Lesbian Dad

At the bakery

Fridays, we both take the kids to school, rather than to the bus stop, since the school kicks off the day with a community-wide meeting. Today, after leaving school, we stopped by The Cheese Board, our venerated neighborhood collective cheese shop/bakery.

The man in line in front of us turned around at the sound of my voice, and smiled.

“You’re– you’re so-and-so’s mom.” And then he saw my partner and adds “S.”

“Yes! And you’re Keiko’s dad.” D.

I might have split a hair or two about how in truth I’m more so-and-so’s parent, really; she calls me Baba; we’re naming the liminal space between the falsely dichotemized poles of mother and father, but still, I totally get the shorthand thing – who has time for Althusser before your morning coffee, you know?

Neither of us had had a sip of coffee yet, so that part stayed in my brain.

We eased forward in line, chit-chatting about the upcoming sleepover our daughter will be having with no fewer than seven (count ’em! 7!) eight- and nine-year-old girls. Girl-a-palooza. Girl-ma-geddon. Night of the Living Girls. The giddy nervousness I Β feel in anticipation, even a week out, is in truth a leaky subterranean dread of all the many, many Things That Could Go Wrong.

The-Treasure-of-the-Sierra-Madre-2The one and only time we had a sleepover over here, it was like Treasure of Sierra Madre. Only it was my then-seven-year-old girl, and not a grizzled prospector, who was staying up into the wee hours of the morning, daring the others to fall asleep first. She won.

Keiko’s dad left with his sourdough something-or-other, and Mrs Dad and I repaired to the cream counter to doctor up our coffees.

“What was his name?” Mrs Dad asked me.

“I think his name is Keiko’s Dad.” Pause. “Which I’m sure is fine with him. What with our daughter being So-and-so, and us being So-and-so’s Mom. S.

At which point the woman to our left, who had been doctoring her coffee, chuckled and looked up and said, “Ha!

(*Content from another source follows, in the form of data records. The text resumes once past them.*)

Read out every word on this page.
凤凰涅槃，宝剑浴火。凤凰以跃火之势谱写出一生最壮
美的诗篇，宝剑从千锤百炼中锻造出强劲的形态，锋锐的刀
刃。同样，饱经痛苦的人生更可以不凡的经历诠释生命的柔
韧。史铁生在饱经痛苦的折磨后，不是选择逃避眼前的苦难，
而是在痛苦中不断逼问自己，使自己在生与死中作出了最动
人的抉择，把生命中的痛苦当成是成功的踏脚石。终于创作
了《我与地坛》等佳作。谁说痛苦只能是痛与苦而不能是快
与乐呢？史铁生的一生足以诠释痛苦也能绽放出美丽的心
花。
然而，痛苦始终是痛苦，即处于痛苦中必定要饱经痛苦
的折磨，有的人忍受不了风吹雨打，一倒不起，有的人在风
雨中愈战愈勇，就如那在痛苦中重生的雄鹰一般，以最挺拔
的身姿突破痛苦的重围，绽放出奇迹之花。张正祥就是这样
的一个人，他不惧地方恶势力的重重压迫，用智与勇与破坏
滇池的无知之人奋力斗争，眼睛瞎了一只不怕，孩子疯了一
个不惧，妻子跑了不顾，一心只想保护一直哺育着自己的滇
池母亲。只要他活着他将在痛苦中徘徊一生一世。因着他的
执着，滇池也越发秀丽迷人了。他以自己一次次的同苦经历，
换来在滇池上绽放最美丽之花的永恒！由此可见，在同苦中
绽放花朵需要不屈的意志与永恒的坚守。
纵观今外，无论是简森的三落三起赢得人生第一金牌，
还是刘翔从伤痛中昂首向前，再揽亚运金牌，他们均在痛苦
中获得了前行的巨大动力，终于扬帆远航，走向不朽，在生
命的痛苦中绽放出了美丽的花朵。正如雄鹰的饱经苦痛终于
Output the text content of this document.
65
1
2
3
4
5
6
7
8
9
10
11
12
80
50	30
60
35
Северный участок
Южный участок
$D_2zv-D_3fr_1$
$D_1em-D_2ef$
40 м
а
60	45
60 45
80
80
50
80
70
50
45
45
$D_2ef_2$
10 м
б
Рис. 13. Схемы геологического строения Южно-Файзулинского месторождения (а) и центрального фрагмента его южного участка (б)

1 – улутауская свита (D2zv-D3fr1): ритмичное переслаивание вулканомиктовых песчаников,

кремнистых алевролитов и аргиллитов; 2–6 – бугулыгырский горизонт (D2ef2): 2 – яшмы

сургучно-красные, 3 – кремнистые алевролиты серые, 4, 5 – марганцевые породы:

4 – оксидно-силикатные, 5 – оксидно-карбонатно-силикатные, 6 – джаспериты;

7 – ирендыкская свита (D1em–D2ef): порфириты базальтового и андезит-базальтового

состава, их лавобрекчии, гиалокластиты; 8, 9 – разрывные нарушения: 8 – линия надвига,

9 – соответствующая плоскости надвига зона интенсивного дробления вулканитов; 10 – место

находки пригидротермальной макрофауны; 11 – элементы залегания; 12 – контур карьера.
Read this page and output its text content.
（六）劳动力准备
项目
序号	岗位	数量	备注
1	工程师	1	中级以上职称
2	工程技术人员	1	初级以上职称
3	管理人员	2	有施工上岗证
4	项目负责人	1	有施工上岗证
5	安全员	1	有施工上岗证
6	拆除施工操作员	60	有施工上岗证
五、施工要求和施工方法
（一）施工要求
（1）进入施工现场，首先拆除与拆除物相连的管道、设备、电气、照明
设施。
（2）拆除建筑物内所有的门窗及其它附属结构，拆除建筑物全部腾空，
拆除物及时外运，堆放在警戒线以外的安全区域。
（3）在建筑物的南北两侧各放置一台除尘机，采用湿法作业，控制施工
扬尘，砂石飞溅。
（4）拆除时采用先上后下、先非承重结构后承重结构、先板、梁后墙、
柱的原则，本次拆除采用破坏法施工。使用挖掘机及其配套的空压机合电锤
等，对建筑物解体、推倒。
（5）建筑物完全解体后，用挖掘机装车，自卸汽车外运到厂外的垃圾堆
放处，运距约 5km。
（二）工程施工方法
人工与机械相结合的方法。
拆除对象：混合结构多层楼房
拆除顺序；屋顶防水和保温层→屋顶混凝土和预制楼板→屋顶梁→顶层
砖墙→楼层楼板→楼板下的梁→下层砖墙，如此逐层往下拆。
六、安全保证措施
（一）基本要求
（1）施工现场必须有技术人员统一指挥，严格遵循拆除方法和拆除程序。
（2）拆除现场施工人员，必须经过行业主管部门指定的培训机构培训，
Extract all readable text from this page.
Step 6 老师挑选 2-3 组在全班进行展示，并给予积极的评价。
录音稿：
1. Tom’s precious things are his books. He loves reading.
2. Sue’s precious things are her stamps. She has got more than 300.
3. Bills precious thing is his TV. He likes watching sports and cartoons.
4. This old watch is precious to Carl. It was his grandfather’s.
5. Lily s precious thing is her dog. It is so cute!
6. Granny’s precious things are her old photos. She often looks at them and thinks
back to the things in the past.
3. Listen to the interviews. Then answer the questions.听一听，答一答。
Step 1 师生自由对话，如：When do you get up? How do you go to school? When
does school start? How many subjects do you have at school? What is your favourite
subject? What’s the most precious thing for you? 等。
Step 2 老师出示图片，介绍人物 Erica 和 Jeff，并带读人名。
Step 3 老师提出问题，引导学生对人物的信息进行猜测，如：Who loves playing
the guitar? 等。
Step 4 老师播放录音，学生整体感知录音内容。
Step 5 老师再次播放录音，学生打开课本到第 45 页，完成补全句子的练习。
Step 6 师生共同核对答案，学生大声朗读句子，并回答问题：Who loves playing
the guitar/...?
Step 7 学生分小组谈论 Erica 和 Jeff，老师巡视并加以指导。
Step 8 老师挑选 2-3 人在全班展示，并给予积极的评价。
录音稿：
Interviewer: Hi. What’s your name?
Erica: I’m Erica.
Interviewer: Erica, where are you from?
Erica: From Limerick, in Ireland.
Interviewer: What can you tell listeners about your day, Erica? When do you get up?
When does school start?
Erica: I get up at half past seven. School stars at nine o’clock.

My name’s Caleb and Eli’s Mom.”

To which I replied, “And after years of sleep deprivation, we don’t even care! Saves us all the time of remembering two or three extra names. One’s easier.”

“Tell me about it,” she said, reaching for a plastic top for her coffee.

“O how the mighty have fallen.”

“You know what I wish I had? For when it all gets too much?” She had our attention. “A velcro wall. Put a little velcro vest on the kids, throw them up high enough that they can’t get down on their own.”

I pictured a bunch of ornery kids up there, arms and legs waving like so many outsize sea anemones.

“Just sit with that image a moment,” she called out over her shoulder, and she strode into the day.